Quality in pentesting can mean different things for different groups of people--from the prospective buyer to an existing customer, to the pentester delivering the test, to practitioners in our industry. There are several factors that make up a good pentest; in this series, I want to uncover which of these factors is important to whom and when.


First, it is important for us to consider quality as an overall measure; not just at each step of a process, but rather as an overall measure and a sum of many parts. While quality may be perceived or defined one way by one participant, it can look very different to others. For example, a pentester might feel they did a great job and uncovered worthwhile findings--meanwhile, a customer may not feel the same way if their environment was negatively impacted during the test. As such, there are multiple areas where quality can be explored and dissected.


Using pentesting as an example, we can discuss how quality impacts every step of what we call the pentesting lifecycle. This will also allow us to bring in different perspectives from the different people involved at each stage, and enable us to explore how each of these perspectives defines quality.


For reference, here is the pentesting lifecycle as we see it at Cobalt:


  1. Preparation - This includes the sales cycle, scope agreement, and credential sharing; in short, everything that is needed to perform the test is gathered during this step.


  2. Kickoff - This is where stakeholders and testers meet to align their expectations and approach.


  3. Testing - This is the main activity for the penetration testers; it includes discovery, threat modeling, exploitation, post-exploitation - all of which we will touch on in more detail in future installments of this conversation."


  4. Reporting - Here, we document and share our testing and findings with customers and/or stakeholders.
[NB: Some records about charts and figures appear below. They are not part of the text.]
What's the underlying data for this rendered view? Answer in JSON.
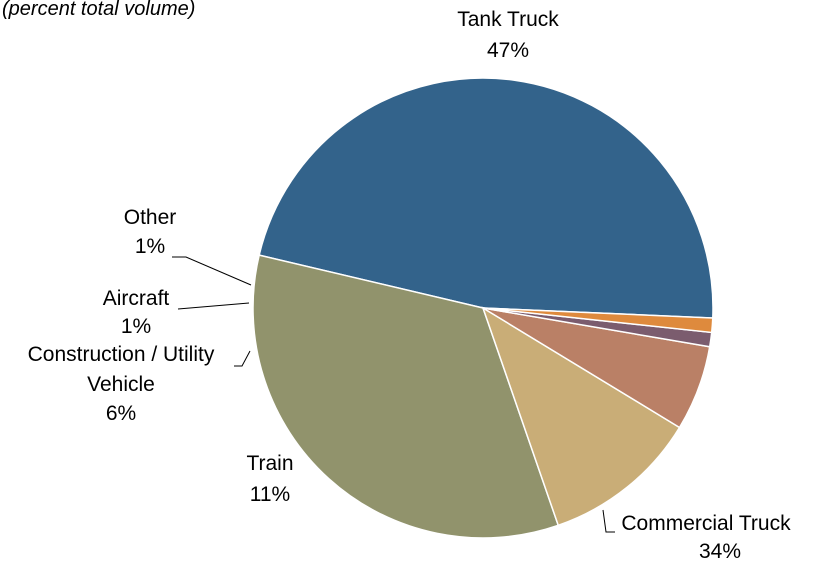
{
  "chart_data": {
    "type": "pie",
    "subtitle": "(percent total volume)",
    "slices": [
      {
        "label": "Tank Truck",
        "value": 47,
        "value_label": "47%",
        "color": "#33638b"
      },
      {
        "label": "Commercial Truck",
        "value": 34,
        "value_label": "34%",
        "color": "#91936c"
      },
      {
        "label": "Train",
        "value": 11,
        "value_label": "11%",
        "color": "#c9ad77"
      },
      {
        "label": "Construction / Utility Vehicle",
        "value": 6,
        "value_label": "6%",
        "color": "#ba8066"
      },
      {
        "label": "Aircraft",
        "value": 1,
        "value_label": "1%",
        "color": "#7b5c6e"
      },
      {
        "label": "Other",
        "value": 1,
        "value_label": "1%",
        "color": "#de8a3d"
      }
    ]
  }
}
  5. Re-testing - This is where the recommended remediation steps are implemented by our customer and we double-check their efforts to ensure the vulnerabilities are no longer present and the exploits are no longer viable.
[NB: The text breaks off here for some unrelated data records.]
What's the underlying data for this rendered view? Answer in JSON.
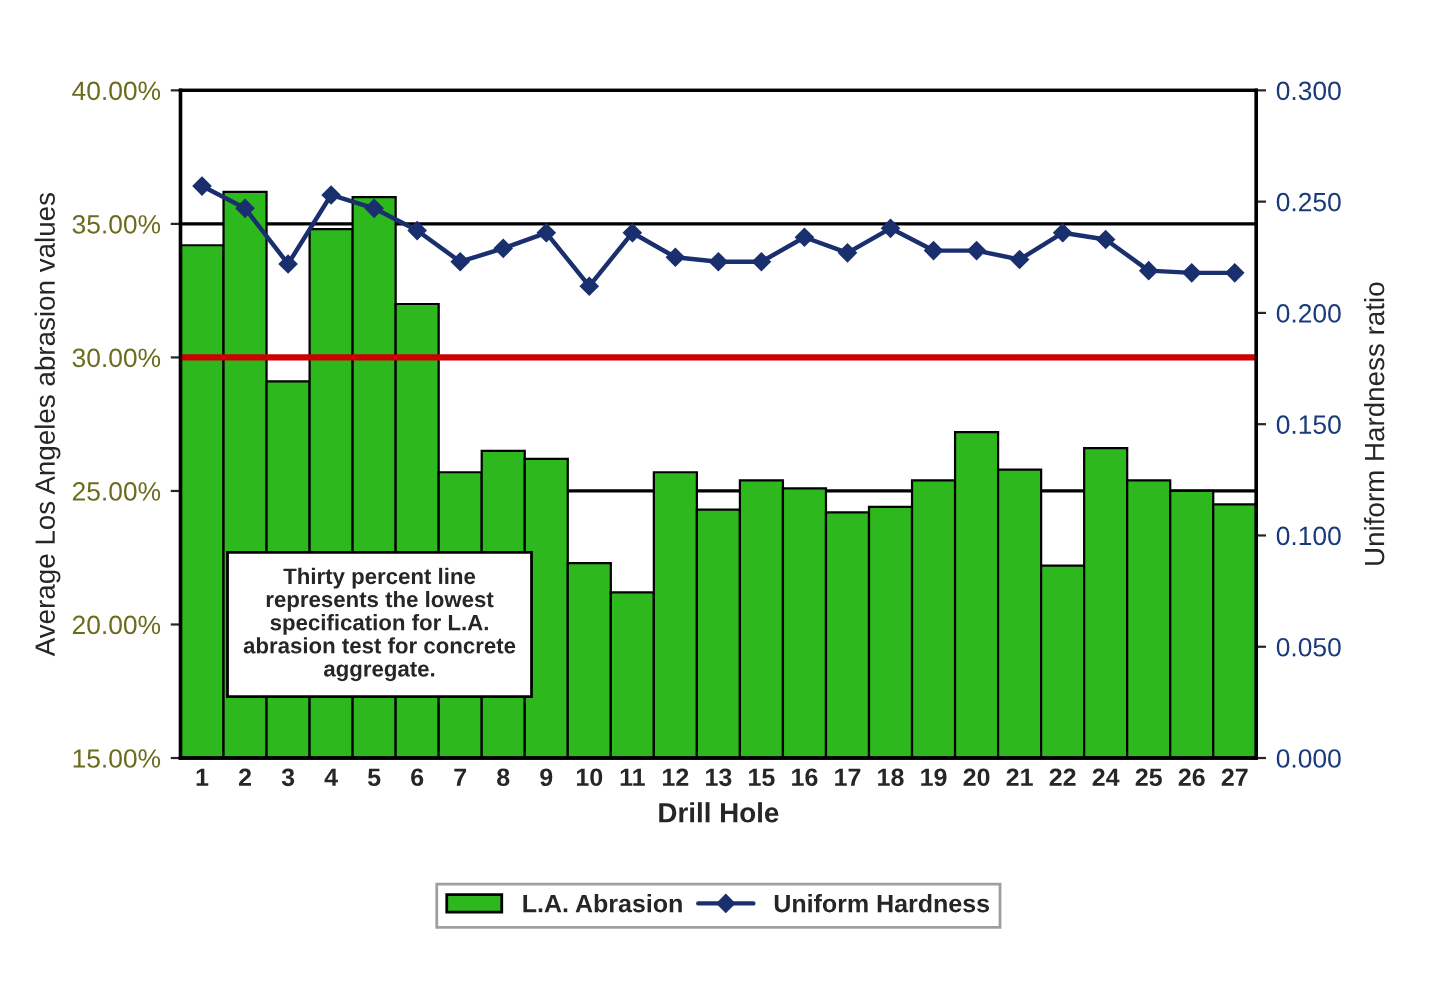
{
  "chart_data": {
    "type": "bar",
    "xlabel": "Drill Hole",
    "ylabel": "Average Los Angeles abrasion values",
    "y2label": "Uniform Hardness ratio",
    "categories": [
      "1",
      "2",
      "3",
      "4",
      "5",
      "6",
      "7",
      "8",
      "9",
      "10",
      "11",
      "12",
      "13",
      "15",
      "16",
      "17",
      "18",
      "19",
      "20",
      "21",
      "22",
      "24",
      "25",
      "26",
      "27"
    ],
    "series": [
      {
        "name": "L.A. Abrasion",
        "color": "#2db81e",
        "values": [
          34.2,
          36.2,
          29.1,
          34.8,
          36.0,
          32.0,
          25.7,
          26.5,
          26.2,
          22.3,
          21.2,
          25.7,
          24.3,
          25.4,
          25.1,
          24.2,
          24.4,
          25.4,
          27.2,
          25.8,
          22.2,
          26.6,
          25.4,
          25.0,
          24.5
        ]
      },
      {
        "name": "Uniform Hardness",
        "type": "line",
        "axis": "y2",
        "color": "#1a2f6e",
        "marker": "diamond",
        "values": [
          0.257,
          0.247,
          0.222,
          0.253,
          0.247,
          0.237,
          0.223,
          0.229,
          0.236,
          0.212,
          0.236,
          0.225,
          0.223,
          0.223,
          0.234,
          0.227,
          0.238,
          0.228,
          0.228,
          0.224,
          0.236,
          0.233,
          0.219,
          0.218,
          0.218
        ]
      }
    ],
    "ylim": [
      15,
      40
    ],
    "yticks": [
      {
        "value": 15,
        "label": "15.00%"
      },
      {
        "value": 20,
        "label": "20.00%"
      },
      {
        "value": 25,
        "label": "25.00%"
      },
      {
        "value": 30,
        "label": "30.00%"
      },
      {
        "value": 35,
        "label": "35.00%"
      },
      {
        "value": 40,
        "label": "40.00%"
      }
    ],
    "y2lim": [
      0,
      0.3
    ],
    "y2ticks": [
      {
        "value": 0,
        "label": "0.000"
      },
      {
        "value": 0.05,
        "label": "0.050"
      },
      {
        "value": 0.1,
        "label": "0.100"
      },
      {
        "value": 0.15,
        "label": "0.150"
      },
      {
        "value": 0.2,
        "label": "0.200"
      },
      {
        "value": 0.25,
        "label": "0.250"
      },
      {
        "value": 0.3,
        "label": "0.300"
      }
    ],
    "ref_lines": [
      {
        "axis": "y",
        "value": 30,
        "color": "#cc0000"
      }
    ],
    "annotations": [
      "Thirty percent line\nrepresents the lowest\nspecification for L.A.\nabrasion test for concrete\naggregate."
    ],
    "grid": "y",
    "legend": "bottom"
  }
}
  6. Feedback - Here, we gather information about how the test went, how pentesters performed, how engaged the customer was, etc.
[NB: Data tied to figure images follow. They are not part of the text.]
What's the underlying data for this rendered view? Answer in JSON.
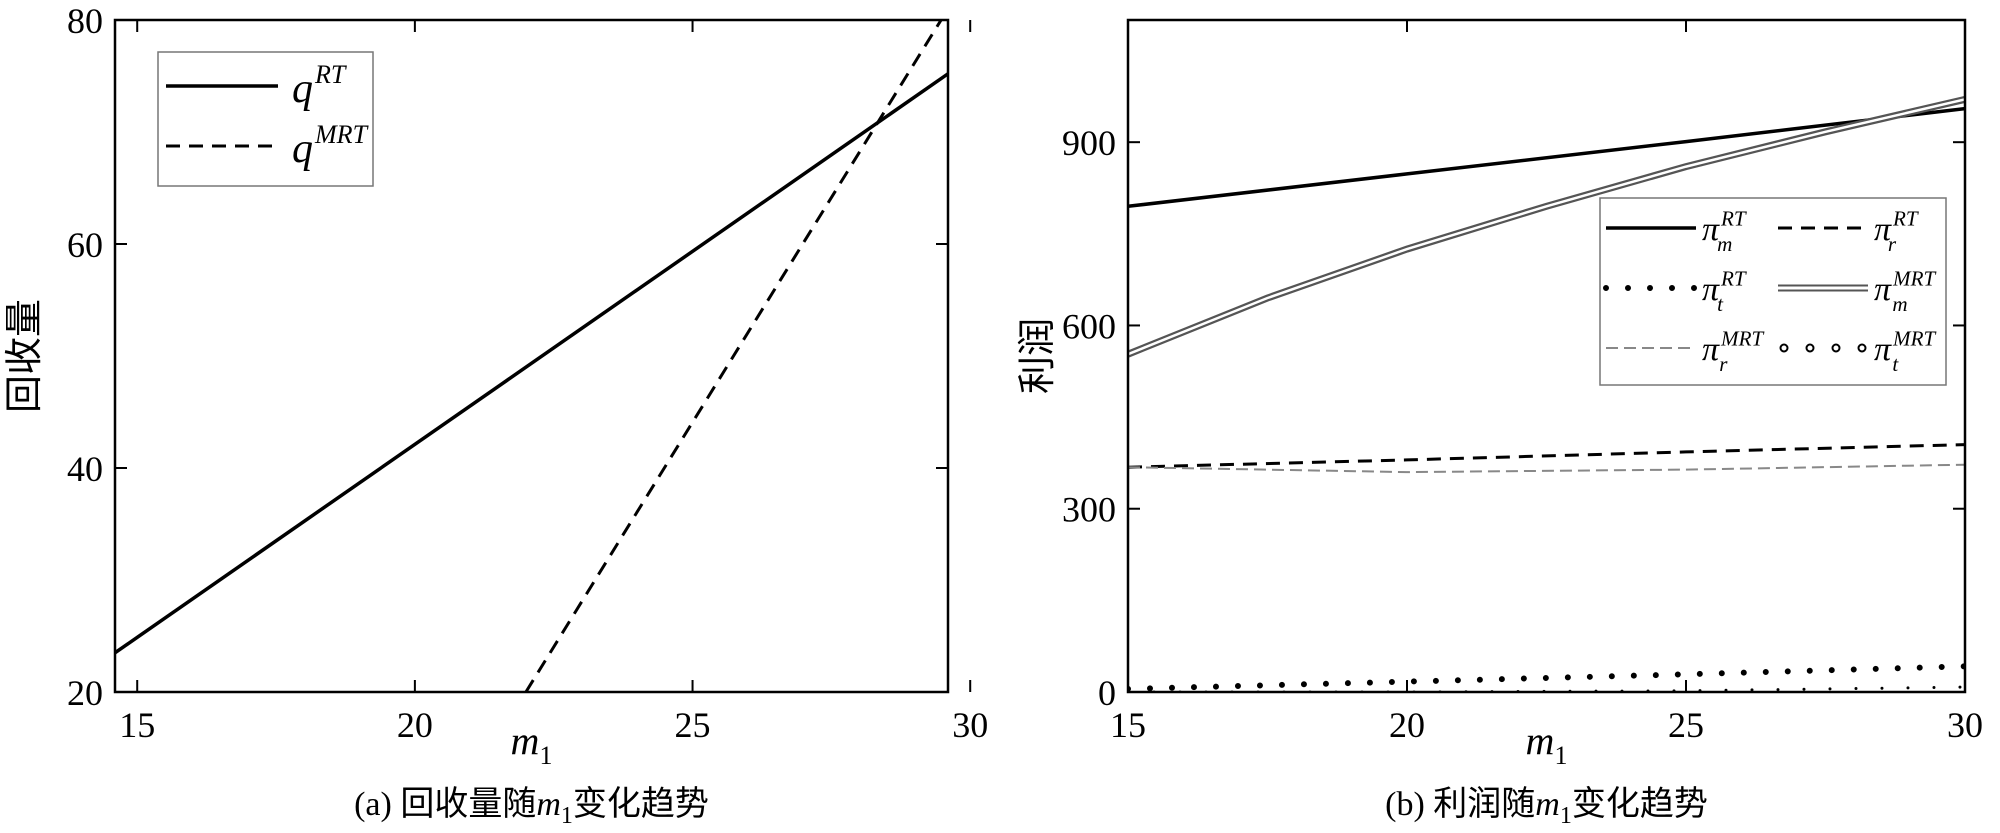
{
  "chart_data": [
    {
      "id": "a",
      "type": "line",
      "caption": "(a) 回收量随m1变化趋势",
      "xlabel": "m1",
      "ylabel": "回收量",
      "xlim": [
        14.6,
        29.6
      ],
      "ylim": [
        20,
        80
      ],
      "xticks": [
        15,
        20,
        25,
        30
      ],
      "yticks": [
        20,
        40,
        60,
        80
      ],
      "legend_position": "top-left",
      "grid": false,
      "series": [
        {
          "name": "q^RT",
          "base": "q",
          "sup": "RT",
          "style": "solid",
          "color": "#000000",
          "x": [
            14.6,
            29.6
          ],
          "y": [
            23.5,
            75.2
          ]
        },
        {
          "name": "q^MRT",
          "base": "q",
          "sup": "MRT",
          "style": "dashed",
          "color": "#000000",
          "x": [
            22.0,
            29.6
          ],
          "y": [
            20.0,
            81.0
          ]
        }
      ]
    },
    {
      "id": "b",
      "type": "line",
      "caption": "(b) 利润随m1变化趋势",
      "xlabel": "m1",
      "ylabel": "利润",
      "xlim": [
        15,
        30
      ],
      "ylim": [
        0,
        1100
      ],
      "xticks": [
        15,
        20,
        25,
        30
      ],
      "yticks": [
        0,
        300,
        600,
        900
      ],
      "legend_position": "right",
      "grid": false,
      "series": [
        {
          "name": "π_m^RT",
          "base": "π",
          "sub": "m",
          "sup": "RT",
          "style": "solid",
          "color": "#000000",
          "x": [
            15,
            20,
            25,
            30
          ],
          "y": [
            795,
            848,
            901,
            955
          ]
        },
        {
          "name": "π_r^RT",
          "base": "π",
          "sub": "r",
          "sup": "RT",
          "style": "dashed",
          "color": "#000000",
          "x": [
            15,
            20,
            25,
            30
          ],
          "y": [
            368,
            380,
            393,
            405
          ]
        },
        {
          "name": "π_t^RT",
          "base": "π",
          "sub": "t",
          "sup": "RT",
          "style": "dotted",
          "color": "#000000",
          "x": [
            15,
            20,
            25,
            30
          ],
          "y": [
            5,
            17,
            29,
            42
          ]
        },
        {
          "name": "π_m^MRT",
          "base": "π",
          "sub": "m",
          "sup": "MRT",
          "style": "double",
          "color": "#555555",
          "x": [
            15,
            17.5,
            20,
            22.5,
            25,
            27.5,
            30
          ],
          "y": [
            553,
            645,
            725,
            795,
            860,
            917,
            970
          ]
        },
        {
          "name": "π_r^MRT",
          "base": "π",
          "sub": "r",
          "sup": "MRT",
          "style": "dashed-gray",
          "color": "#888888",
          "x": [
            15,
            20,
            25,
            30
          ],
          "y": [
            368,
            360,
            364,
            372
          ]
        },
        {
          "name": "π_t^MRT",
          "base": "π",
          "sub": "t",
          "sup": "MRT",
          "style": "circles",
          "color": "#000000",
          "x": [
            15,
            20,
            25,
            30
          ],
          "y": [
            0,
            0,
            2,
            8
          ]
        }
      ]
    }
  ]
}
Each of these stages presents opportunities to align all teams involved, which will provide a better understanding of the needs, expectations, scope, and requirements that each group has. Gaining this close alignment gives us the ability to see how to attain quality in the overall process.


Every one of these stages has different stakeholders and teammates working on them. Each area is required to fully explore the scope of the engagement, and each is critical to the definition of and successful delivery of quality. With so many voices in play, early alignment and constant communication is not only important but critical to have a sense of quality.


In this series, I will be exploring the topic of quality across the pentesting lifecycle to better understand the drivers, hurdles, and expectations of everyone involved. This exploration will be over a number of mediums: from articles to webcasts, and even speaking engagements. I will chat with customers, colleagues, and practitioners on the front lines to include their varying perspectives into the narrative to help define what quality in pentesting means.